Using estimated variables as index

We are trying to fit a model which requires using estimated variables as indices. We fit our model to ratings of different stimuli where the rating for each stimulus depends on the inferred value of the stimulus and some noise (sigma_U). As stimuli are very similar, we include a degree of uncertainty about which stimulus was actually seen. This uncertainty is known and defined as a categorical distribution over all stimuli, with highest probability for the stimulus that was actually shown. The inferred value on a given trial depends on the stimulus the participant believes he/she is seeing (pidx) and not the one shown (sidx).

From the STAN documentation and forum we understand that “parameters or transformed parameters cannot be integer or integer array” and therefore resorted to approximate the categorical distribution with a truncated normal distribution, N(sidx, sds).
The sampled value however needs to be used to index the stimulus value, for which we would have to transform the sampled parameter to an integer. According to the forum and manual this is not possible for parameters and in general not advisable.

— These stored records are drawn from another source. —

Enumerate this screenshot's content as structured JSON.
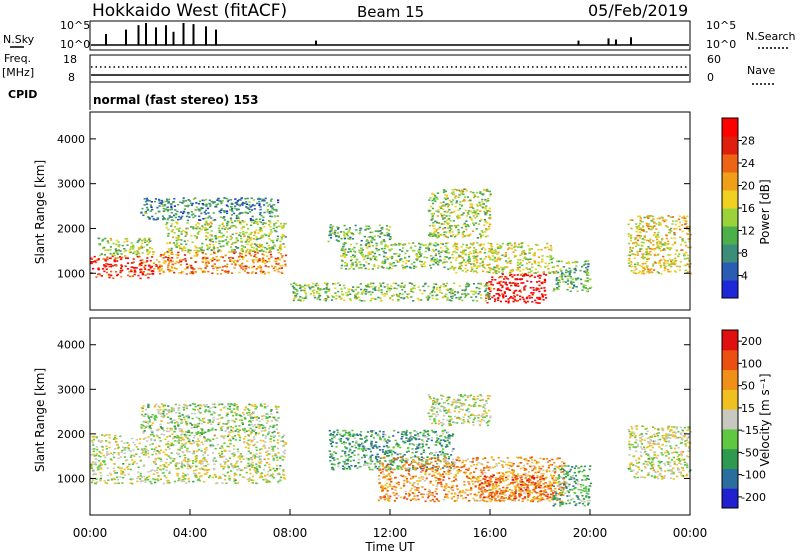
{
  "header": {
    "title": "Hokkaido West (fitACF)",
    "beam": "Beam 15",
    "date": "05/Feb/2019"
  },
  "summary_panels": {
    "nsky_label": "N.Sky",
    "nsearch_label": "N.Search",
    "freq_label_line1": "Freq.",
    "freq_label_line2": "[MHz]",
    "nave_label": "Nave",
    "cpid_label": "CPID",
    "cpid_value": "normal (fast stereo) 153",
    "noise_ticks": [
      "10^5",
      "10^0"
    ],
    "freq_ticks": [
      "18",
      "8"
    ],
    "nave_ticks": [
      "60",
      "0"
    ]
  },
  "chart_data": [
    {
      "type": "heatmap",
      "name": "power",
      "ylabel": "Slant Range [km]",
      "xlabel": "",
      "xlim": [
        0,
        24
      ],
      "ylim": [
        180,
        4600
      ],
      "yticks": [
        "1000",
        "2000",
        "3000",
        "4000"
      ],
      "colorbar_label": "Power [dB]",
      "colorbar_ticks": [
        "4",
        "8",
        "12",
        "16",
        "20",
        "24",
        "28"
      ],
      "colorbar_colors": [
        "#1e28d8",
        "#2a5cb4",
        "#3c8e78",
        "#4cb04a",
        "#9ad23a",
        "#f0d020",
        "#f0a018",
        "#ec6414",
        "#e01e10",
        "#ff0000"
      ],
      "grid": false,
      "regions": [
        {
          "t": [
            0.0,
            2.5
          ],
          "r": [
            900,
            1400
          ],
          "level": 0.85
        },
        {
          "t": [
            0.3,
            2.5
          ],
          "r": [
            1400,
            1800
          ],
          "level": 0.45
        },
        {
          "t": [
            2.5,
            7.8
          ],
          "r": [
            1000,
            1500
          ],
          "level": 0.7
        },
        {
          "t": [
            3.0,
            7.8
          ],
          "r": [
            1500,
            2200
          ],
          "level": 0.45
        },
        {
          "t": [
            2.0,
            7.5
          ],
          "r": [
            2200,
            2700
          ],
          "level": 0.25
        },
        {
          "t": [
            10.0,
            14.5
          ],
          "r": [
            1100,
            1700
          ],
          "level": 0.4
        },
        {
          "t": [
            9.5,
            12.0
          ],
          "r": [
            1700,
            2100
          ],
          "level": 0.35
        },
        {
          "t": [
            13.5,
            16.0
          ],
          "r": [
            1800,
            2900
          ],
          "level": 0.45
        },
        {
          "t": [
            14.5,
            18.5
          ],
          "r": [
            1000,
            1700
          ],
          "level": 0.5
        },
        {
          "t": [
            15.8,
            18.2
          ],
          "r": [
            350,
            1000
          ],
          "level": 0.95
        },
        {
          "t": [
            8.0,
            16.0
          ],
          "r": [
            400,
            800
          ],
          "level": 0.4
        },
        {
          "t": [
            18.5,
            20.0
          ],
          "r": [
            600,
            1300
          ],
          "level": 0.35
        },
        {
          "t": [
            21.5,
            24.0
          ],
          "r": [
            1000,
            2300
          ],
          "level": 0.55
        }
      ]
    },
    {
      "type": "heatmap",
      "name": "velocity",
      "ylabel": "Slant Range [km]",
      "xlabel": "Time UT",
      "xlim": [
        0,
        24
      ],
      "ylim": [
        180,
        4600
      ],
      "xticks": [
        "00:00",
        "04:00",
        "08:00",
        "12:00",
        "16:00",
        "20:00",
        "00:00"
      ],
      "yticks": [
        "1000",
        "2000",
        "3000",
        "4000"
      ],
      "colorbar_label": "Velocity [m s⁻¹]",
      "colorbar_ticks": [
        "200",
        "100",
        "50",
        "15",
        "-15",
        "-50",
        "-100",
        "-200"
      ],
      "colorbar_colors": [
        "#2020d0",
        "#2a6ea0",
        "#2e9a50",
        "#60c840",
        "#c8c8c0",
        "#f0c020",
        "#f09018",
        "#ec5010",
        "#e01010"
      ],
      "grid": false,
      "regions": [
        {
          "t": [
            0.0,
            7.8
          ],
          "r": [
            900,
            2000
          ],
          "level": 0.5
        },
        {
          "t": [
            2.0,
            7.5
          ],
          "r": [
            2000,
            2700
          ],
          "level": 0.45
        },
        {
          "t": [
            9.5,
            14.5
          ],
          "r": [
            1200,
            2100
          ],
          "level": 0.3
        },
        {
          "t": [
            13.5,
            16.0
          ],
          "r": [
            2200,
            2900
          ],
          "level": 0.5
        },
        {
          "t": [
            11.5,
            19.0
          ],
          "r": [
            500,
            1500
          ],
          "level": 0.7
        },
        {
          "t": [
            15.5,
            18.5
          ],
          "r": [
            500,
            1100
          ],
          "level": 0.8
        },
        {
          "t": [
            18.5,
            20.0
          ],
          "r": [
            400,
            1300
          ],
          "level": 0.35
        },
        {
          "t": [
            21.5,
            24.0
          ],
          "r": [
            1000,
            2200
          ],
          "level": 0.5
        }
      ]
    }
  ]
}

To allow for indexing we use if else statements as a workaround to approximate an integer i.e. if estimated parameter >1.5 and <2.5 then select the value corresponding to stimulus 2. This allows us to run the model but results in serious fitting issues. Is there another way to implement this?

Here a minimal example

data {
    int<lower=1> nStim; // number of stimuli
    int<lower=1> nTrial; // number of trials
    real<lower=0,upper=1> rating[nTrial]; // participant ratings
    int<lower=1, upper=9> sidx[nTrial]; //stimulus shown; 
    real sds; //approximated SD of normal distr.
}


parameters {
  real<lower=0> sigma_U; //updating noise 
  real<lower=0> sigma_C; //choice noise
  real<lower=0, upper=1> value[nTrial, nStim]; // estimated value for each trial based on inferred stimulus
  real<lower=1,upper=9> pidx[nTrial]; // stimulus participant thinks he/she sees 
  real<lower=0> vPred[nTrial]; //predicted rating on each trial 
}


model {
        for (n in 1:nTrial-1) {
            pidx[n] ~ normal(sidx[n],sds) T[1,9]; // draw from possible stimuli
            if (pidx[n]<= 1.5) {
		value[n, 1] ~ normal((value[n, 1], sigma_U)
                vPred[n] ~ normal(value[n,1],sigma_C)
            } else if (pidx[n] <= 2.5) {
                value[n, 2] ~ normal((value[n, 2], sigma_U)
		vPred[n] ~ normal(value[n,2],sigma_C)
		… // continue for all stimuli 
            }
          }
  } 

1 Like

Bob Carpenter has provided a workaround for promoting reals to integers:

functions {
int real_to_int(p) {
 int k;
 k = 1;
 while ((k+1) < floor(p)) {
  k = k+1;
 }
 return k
 }
}

But as stated in the thread, this may cause incorrect gradient calculations (the reason Stan doesn’t promote reals to integers), impacting sampling and run times

And, although I don’t know how data only containers restrict user-defined functions, you can use to_int inside of user-defined functions as long as the container type is declared as data only.

How many possible stimuli are there?

There are 9 possible stimuli i.e nStim = 9

1 Like

With 9 possible stimuli, you should estimate this model by marginalizing over the possible stimuli for each observation.